1. I recently mentioned a pair of papers that presented conflicting results about the relative effective population sizes of the X chromosome and the autosomes. In this paper, the authors write:
Interestingly, we observed a significantly higher degree of divergence in allele frequency across X chromosome SNPs where we estimate FST to be 9.7%. This value is about 40% higher than the expected value of 6.8% derived from a many-deme island model and accounting for the 4:3 ratio of autosomes to sex chromosome. The higher degree of population divergence at X chromosome SNPs suggests a smaller effective population size of the X than that predicted from Mendelian genetics.
This is additional evidence that the observation that needs to be explained is a lower Ne on the X chromosomes as compared to the autosomes, rather than the reverse.

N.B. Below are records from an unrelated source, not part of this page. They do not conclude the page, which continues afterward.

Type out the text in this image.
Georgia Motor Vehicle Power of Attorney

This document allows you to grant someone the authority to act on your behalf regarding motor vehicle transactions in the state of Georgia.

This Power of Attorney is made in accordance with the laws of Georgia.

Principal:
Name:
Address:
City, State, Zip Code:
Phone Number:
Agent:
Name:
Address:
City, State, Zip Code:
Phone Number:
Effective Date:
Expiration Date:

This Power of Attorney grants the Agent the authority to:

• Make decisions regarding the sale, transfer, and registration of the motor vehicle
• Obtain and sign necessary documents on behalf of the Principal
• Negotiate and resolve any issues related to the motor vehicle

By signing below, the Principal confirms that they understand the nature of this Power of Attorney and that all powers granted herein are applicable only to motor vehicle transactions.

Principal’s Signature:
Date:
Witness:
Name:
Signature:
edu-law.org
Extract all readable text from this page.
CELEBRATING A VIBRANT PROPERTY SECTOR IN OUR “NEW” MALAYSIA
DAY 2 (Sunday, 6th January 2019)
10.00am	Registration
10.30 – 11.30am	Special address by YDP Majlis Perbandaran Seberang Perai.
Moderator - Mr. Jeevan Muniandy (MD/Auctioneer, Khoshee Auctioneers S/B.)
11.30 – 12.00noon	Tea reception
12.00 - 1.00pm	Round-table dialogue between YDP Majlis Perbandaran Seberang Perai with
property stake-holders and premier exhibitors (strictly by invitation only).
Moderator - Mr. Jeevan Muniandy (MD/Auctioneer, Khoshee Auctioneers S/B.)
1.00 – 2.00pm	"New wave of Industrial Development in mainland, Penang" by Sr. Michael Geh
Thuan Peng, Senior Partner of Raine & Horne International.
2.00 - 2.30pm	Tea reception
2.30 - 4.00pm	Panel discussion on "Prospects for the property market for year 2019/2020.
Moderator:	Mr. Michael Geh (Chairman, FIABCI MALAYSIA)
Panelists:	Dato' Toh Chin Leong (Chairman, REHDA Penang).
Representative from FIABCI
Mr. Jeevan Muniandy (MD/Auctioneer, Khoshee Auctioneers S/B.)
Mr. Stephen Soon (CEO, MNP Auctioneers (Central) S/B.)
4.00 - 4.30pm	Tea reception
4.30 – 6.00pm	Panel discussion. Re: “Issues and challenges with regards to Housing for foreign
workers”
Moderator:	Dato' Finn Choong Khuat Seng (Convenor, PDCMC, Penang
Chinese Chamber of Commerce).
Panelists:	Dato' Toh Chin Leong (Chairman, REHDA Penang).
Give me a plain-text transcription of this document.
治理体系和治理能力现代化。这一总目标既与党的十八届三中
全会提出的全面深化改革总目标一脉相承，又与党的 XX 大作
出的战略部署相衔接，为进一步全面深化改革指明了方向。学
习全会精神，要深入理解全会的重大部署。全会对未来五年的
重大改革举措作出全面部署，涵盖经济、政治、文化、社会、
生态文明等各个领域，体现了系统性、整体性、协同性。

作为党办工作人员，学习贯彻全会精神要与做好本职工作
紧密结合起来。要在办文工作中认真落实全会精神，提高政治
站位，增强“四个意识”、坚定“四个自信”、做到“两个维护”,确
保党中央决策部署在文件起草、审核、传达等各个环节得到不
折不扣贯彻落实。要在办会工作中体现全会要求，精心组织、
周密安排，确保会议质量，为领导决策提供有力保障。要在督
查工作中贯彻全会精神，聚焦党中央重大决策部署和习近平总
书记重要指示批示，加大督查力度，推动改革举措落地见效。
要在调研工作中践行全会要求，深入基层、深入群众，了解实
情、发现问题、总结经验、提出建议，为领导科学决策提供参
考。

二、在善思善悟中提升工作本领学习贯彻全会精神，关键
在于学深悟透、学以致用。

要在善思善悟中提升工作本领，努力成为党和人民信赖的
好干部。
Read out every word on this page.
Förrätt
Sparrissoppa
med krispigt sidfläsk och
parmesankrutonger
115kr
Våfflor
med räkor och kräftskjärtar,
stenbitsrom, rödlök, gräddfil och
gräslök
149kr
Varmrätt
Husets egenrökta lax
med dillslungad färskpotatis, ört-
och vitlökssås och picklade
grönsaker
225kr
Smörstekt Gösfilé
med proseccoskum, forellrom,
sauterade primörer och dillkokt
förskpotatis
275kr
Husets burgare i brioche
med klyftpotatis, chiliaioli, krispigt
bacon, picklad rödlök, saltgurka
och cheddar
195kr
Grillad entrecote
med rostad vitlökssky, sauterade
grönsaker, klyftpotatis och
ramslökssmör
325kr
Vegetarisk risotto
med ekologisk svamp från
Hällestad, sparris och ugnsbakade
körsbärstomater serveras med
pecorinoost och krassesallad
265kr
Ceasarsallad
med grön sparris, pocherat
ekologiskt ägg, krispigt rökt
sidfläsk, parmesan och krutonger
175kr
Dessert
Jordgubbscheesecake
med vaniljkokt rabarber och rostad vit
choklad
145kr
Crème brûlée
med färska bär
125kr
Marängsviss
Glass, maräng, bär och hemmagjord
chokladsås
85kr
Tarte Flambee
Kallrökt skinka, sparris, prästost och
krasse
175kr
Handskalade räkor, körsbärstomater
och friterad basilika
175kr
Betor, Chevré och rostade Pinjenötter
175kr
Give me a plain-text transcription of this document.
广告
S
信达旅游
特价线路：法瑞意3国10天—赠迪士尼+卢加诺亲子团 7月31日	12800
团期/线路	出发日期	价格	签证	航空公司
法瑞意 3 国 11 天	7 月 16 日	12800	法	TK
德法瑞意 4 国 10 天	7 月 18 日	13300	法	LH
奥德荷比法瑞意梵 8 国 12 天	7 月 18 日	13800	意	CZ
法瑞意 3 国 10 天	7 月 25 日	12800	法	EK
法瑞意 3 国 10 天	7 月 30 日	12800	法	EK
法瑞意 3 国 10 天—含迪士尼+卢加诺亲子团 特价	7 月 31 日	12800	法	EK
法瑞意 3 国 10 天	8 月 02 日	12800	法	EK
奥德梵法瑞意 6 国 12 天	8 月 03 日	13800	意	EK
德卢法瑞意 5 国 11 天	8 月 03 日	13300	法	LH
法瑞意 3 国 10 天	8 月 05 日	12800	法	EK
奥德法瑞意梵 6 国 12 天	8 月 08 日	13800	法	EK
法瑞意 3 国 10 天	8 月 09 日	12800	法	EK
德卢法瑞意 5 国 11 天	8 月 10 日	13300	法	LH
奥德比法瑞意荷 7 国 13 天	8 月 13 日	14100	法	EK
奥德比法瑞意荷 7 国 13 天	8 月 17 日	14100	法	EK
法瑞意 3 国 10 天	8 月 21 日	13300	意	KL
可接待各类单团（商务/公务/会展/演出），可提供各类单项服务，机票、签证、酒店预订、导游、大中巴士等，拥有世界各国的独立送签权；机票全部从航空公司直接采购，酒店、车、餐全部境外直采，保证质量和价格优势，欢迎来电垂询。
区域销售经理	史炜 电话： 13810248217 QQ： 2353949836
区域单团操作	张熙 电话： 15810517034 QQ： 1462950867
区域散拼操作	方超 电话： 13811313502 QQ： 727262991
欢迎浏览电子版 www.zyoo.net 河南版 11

2. Within Europe, the authors find that, in general, haplotype diversity decreases from the south to the north, an observation consistent with expansion from the Middle East into Europe via a series of serial bottlenecks. However, there is high haplotype diversity in Southwestern Europe, which is inconsistent with such a simple model. The authors show that many of the SW European haplotypes match up with those in Africa, suggesting recent migration directly from Africa across the Mediterranean could partially explain this phenomenon.

I may have more to say once the Supplementary Information are available online, but this is a nice example of leveraging samples collected for medical genetics studies around the world for further understanding in population genetics.